Het is ook verstandig vast te houden aan bepaalde normen voor het geven van namen. In vrijwel alle programmeertalen kunnen geen spaties worden gebruikt in variabelnamen. Daarom zijn er verschillende standaarden bedacht om toch iets van woorden te kunnen aangeven in varabelnamen. Voorbeelden zijn camelCasing (eerste woord heeft een kleine letter, alle woorden daarna beginnen met een hofdletter), PascalCasing (ieder nieuw woord heeft hoofdletter), snake_casing (spaties worden vervangen door een underscore _ ). Binnen JavaScript is het gebruikelijk om te werken met camelCasing voor variabelnamen en functies. Classes (krijgen jullie later) worden in JavaScript geschreven met PascalCasing.

Opsplitten

Soms is het nodig om hele grote berekeningen te doen. Dit kan dan zo uitgebreid worden dat je niet meer weet wat de berekening nou eigenlijk doet. Het is dan ook handig om in deze gevallen de berekening op te splitsen in meerdere regels. Je kan hier ook haakjes () gebruiken om stukken berekening wiskundig van elkaar te scheiden. Hierdoor weet je beter wat de berekening precies doet.

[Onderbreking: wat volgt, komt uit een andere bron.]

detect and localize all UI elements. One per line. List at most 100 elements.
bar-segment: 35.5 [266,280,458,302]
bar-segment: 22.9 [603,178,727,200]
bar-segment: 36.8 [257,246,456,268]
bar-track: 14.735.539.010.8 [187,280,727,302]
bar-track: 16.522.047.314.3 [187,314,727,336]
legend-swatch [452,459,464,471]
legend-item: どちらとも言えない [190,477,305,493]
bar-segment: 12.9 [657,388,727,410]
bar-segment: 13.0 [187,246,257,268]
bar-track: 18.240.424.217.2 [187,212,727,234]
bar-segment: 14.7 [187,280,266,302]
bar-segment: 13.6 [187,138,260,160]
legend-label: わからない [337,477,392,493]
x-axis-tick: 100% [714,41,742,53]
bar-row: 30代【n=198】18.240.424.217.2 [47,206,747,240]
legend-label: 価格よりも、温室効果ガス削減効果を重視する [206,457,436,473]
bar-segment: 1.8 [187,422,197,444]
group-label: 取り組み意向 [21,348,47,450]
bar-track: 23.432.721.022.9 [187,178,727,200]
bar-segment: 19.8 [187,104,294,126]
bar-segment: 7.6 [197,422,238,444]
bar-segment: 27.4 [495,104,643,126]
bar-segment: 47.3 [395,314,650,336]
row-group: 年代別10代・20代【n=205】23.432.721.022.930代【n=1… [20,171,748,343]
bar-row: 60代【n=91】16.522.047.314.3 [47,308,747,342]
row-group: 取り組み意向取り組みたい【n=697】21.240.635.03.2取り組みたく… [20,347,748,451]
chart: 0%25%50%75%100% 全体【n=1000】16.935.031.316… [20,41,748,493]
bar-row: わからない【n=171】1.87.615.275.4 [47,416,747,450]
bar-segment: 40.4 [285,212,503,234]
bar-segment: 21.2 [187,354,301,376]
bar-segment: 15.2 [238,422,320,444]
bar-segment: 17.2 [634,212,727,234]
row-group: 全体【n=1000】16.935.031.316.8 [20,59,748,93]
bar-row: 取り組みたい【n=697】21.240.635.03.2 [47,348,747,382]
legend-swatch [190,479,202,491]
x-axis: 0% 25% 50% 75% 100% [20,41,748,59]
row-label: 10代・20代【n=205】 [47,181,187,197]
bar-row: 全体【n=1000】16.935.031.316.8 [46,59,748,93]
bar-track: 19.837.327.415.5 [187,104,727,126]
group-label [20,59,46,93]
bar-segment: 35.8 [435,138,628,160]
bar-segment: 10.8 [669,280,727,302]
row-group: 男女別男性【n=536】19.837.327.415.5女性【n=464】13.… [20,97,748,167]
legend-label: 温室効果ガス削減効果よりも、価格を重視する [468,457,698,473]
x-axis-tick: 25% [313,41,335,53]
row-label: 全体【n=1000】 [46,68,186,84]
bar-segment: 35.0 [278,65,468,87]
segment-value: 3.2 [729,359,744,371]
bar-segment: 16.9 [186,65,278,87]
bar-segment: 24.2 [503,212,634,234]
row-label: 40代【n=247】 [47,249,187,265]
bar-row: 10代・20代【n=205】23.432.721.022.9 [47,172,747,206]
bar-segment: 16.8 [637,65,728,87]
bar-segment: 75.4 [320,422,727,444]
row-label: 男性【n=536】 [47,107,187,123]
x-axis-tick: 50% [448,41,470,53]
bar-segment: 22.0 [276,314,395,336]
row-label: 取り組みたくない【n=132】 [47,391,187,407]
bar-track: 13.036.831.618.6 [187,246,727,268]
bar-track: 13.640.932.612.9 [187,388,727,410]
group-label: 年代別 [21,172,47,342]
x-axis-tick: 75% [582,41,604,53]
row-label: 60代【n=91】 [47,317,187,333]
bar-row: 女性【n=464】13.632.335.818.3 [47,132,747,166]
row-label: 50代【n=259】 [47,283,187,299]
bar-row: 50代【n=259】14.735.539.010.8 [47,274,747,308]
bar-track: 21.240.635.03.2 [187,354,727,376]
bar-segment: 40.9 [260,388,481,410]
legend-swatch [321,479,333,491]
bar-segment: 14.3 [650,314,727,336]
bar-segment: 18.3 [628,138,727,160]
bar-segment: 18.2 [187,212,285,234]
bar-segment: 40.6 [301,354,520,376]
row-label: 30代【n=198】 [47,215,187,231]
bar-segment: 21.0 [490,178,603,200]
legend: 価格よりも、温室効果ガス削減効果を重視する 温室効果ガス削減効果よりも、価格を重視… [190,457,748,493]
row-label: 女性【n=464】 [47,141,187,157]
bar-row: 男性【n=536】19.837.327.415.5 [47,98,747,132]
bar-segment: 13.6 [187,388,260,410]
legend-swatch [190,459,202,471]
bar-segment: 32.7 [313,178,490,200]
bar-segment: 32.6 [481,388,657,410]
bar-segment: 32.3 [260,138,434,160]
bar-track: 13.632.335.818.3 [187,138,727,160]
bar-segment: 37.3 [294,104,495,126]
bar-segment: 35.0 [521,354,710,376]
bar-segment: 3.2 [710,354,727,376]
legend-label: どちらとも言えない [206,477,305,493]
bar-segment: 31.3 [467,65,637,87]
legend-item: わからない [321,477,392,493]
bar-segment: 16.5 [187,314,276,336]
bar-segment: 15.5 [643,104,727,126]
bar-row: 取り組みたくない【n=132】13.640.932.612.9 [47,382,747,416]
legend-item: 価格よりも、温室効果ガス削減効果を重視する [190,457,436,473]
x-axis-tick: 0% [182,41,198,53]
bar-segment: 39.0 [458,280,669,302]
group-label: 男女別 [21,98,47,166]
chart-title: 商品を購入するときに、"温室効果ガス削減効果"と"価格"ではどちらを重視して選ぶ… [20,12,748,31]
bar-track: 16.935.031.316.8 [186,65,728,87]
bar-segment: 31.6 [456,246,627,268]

// Hele lange berekening waarvan niet goed te volgen is wat het doet
if ( mouseX > this.posX && mouseX < this.posX + this.rectSize && mouseY > this.posY && mouseY < this.posY + this.rectSize) {
    console.log("De muis is ingedrukt op " + mouseX + ", " + mouseY);
}

// Overzichtelijke berekening
let insideXBounds = (mouseX > this.posX) && (mouseX < this.posX + this.rectSize);
let insideYBounds = (mouseY > this.posY) && (mouseY < this.posY + this.rectSize);
if (insideXBounds && insideYBounds) {
  console.log("De muis is ingedrukt op " + mouseX + ", " + mouseY);
}

Overzicht

Overzicht van je code is heel belangrijk. Goed geordende code is makkelijker te lezen voor jezelf, en voor een ander die met je meekijkt. Helemaal als je projecten met meerdere programmeurs gaat doen is het belangrijk dat je code goed gestructureerd en geordend is. Zorg er daarom altijd voor dat je de goede indents (taps) gebruikt: als je een { typt ga je een indent naar rechts, met een } juist weer naar links. Hiermee kun je in één oogopslag zien wat tot welke scope hoort!. Naast het kloppend maken van de intens is het ook belangrijk om goede comments te plaatsen in je code. Hiermee kun je in 'mensen taal' uitleggen wat een functie precies doet, of wat er in een variabele zit. Dit lijkt onbelangrijk, je weet immers op dit moment wat je programma doet, maar als je over een tijd nogmaals naar je code kijkt weet je vaak niet meer wat het precies doet!